The NFL’s Joint Pain Management Committee awarded a $1 million research grant to two medical teams who will study how cannabinoids impact pain management and “neuroprotection from concussion” for players.
The committee of NFL and NFL Players Association leaders selected two out of 106 prospective medical teams to quarterback the seven-figure study. The University of California San Diego and University of Regina in Canada will host the league’s weed research for the next three years. And researchers will have a high burden of proof, according to NFL chief medical officer Dr. Allen Sills.
”Anytime we want to introduce a new therapy, we have to understand how that decision might impact their well-being and their performance,” Dr. Sills told the Associated Press on the leagues’ long distance approach to the research.
Dr. Sills says the league knows that “these products are already out there and in many cases, they’re being widely used and widely marketed. So this research will help inform people as to which strategies may be beneficial and then those that may not be. And so I see this as being hugely impactful for the NFL, for all of the elite sport, but also sport at all level across society.”
Cannabis remains banned in the NFL, and many players have been harshly punished and stigmatized by the league for consuming weed. The most recent collective bargaining agreement between the league and the NFLPA eliminated suspensions, stopped testing during the off-season, and increased the threshold for a positive test by 400%.

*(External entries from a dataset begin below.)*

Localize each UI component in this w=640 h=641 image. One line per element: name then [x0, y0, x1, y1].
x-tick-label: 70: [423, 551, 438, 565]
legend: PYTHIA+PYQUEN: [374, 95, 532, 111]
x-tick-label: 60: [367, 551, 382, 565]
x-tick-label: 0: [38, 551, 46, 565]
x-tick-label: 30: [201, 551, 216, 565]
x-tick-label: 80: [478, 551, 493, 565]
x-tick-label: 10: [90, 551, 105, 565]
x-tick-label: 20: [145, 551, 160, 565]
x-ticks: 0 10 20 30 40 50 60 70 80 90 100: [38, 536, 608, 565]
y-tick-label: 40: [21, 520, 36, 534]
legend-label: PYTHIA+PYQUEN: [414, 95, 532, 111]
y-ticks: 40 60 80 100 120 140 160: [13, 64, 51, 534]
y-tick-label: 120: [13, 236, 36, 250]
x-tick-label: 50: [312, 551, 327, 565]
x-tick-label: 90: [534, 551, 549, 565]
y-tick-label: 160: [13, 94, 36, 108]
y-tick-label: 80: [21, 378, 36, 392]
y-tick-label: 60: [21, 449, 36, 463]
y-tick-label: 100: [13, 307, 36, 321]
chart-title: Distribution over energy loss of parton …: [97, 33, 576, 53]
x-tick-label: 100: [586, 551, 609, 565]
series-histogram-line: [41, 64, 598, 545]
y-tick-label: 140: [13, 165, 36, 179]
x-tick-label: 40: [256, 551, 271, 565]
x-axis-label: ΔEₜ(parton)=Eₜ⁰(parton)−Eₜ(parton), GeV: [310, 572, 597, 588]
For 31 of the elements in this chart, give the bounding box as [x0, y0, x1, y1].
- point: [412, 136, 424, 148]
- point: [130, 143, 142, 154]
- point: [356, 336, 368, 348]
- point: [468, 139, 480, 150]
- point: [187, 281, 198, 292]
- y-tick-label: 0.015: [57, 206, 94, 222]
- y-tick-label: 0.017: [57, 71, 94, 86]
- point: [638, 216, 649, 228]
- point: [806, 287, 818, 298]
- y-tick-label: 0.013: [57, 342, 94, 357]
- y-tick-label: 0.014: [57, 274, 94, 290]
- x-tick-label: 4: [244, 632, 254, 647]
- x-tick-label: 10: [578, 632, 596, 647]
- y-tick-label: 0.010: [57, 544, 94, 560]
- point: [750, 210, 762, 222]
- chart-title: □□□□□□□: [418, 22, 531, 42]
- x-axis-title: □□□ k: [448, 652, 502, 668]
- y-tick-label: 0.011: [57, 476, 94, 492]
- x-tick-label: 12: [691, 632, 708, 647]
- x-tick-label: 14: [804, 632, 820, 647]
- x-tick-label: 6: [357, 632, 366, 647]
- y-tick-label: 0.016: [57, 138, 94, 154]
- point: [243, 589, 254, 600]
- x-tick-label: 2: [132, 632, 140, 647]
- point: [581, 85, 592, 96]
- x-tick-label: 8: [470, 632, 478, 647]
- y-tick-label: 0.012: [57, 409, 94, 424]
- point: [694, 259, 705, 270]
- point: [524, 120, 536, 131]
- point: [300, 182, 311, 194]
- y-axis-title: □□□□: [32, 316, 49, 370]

Dr. Sills is hopeful that this study will blaze a trail for more research on how cannanbis can help athletes of all levels. He said, “there’s been a lot of interest in this area, but we did not feel like there was a lot of great solid research on the benefits of marijuana, CBD and treating acute and chronic pain. So, that’s why we wanted to try to contribute to the body of science in this area.”
Leading cannabis researcher Dr. Kevin Hill, the co-chair of the NFL-NFLPA Joint Pain Management Committee, explained one obstacle that’s held things up to this point. “One reason is the scheduling of cannabis makes it harder to do this research,” Dr. Hill said. “But the main reason is that stakeholders really aren’t interested in advancing the science.”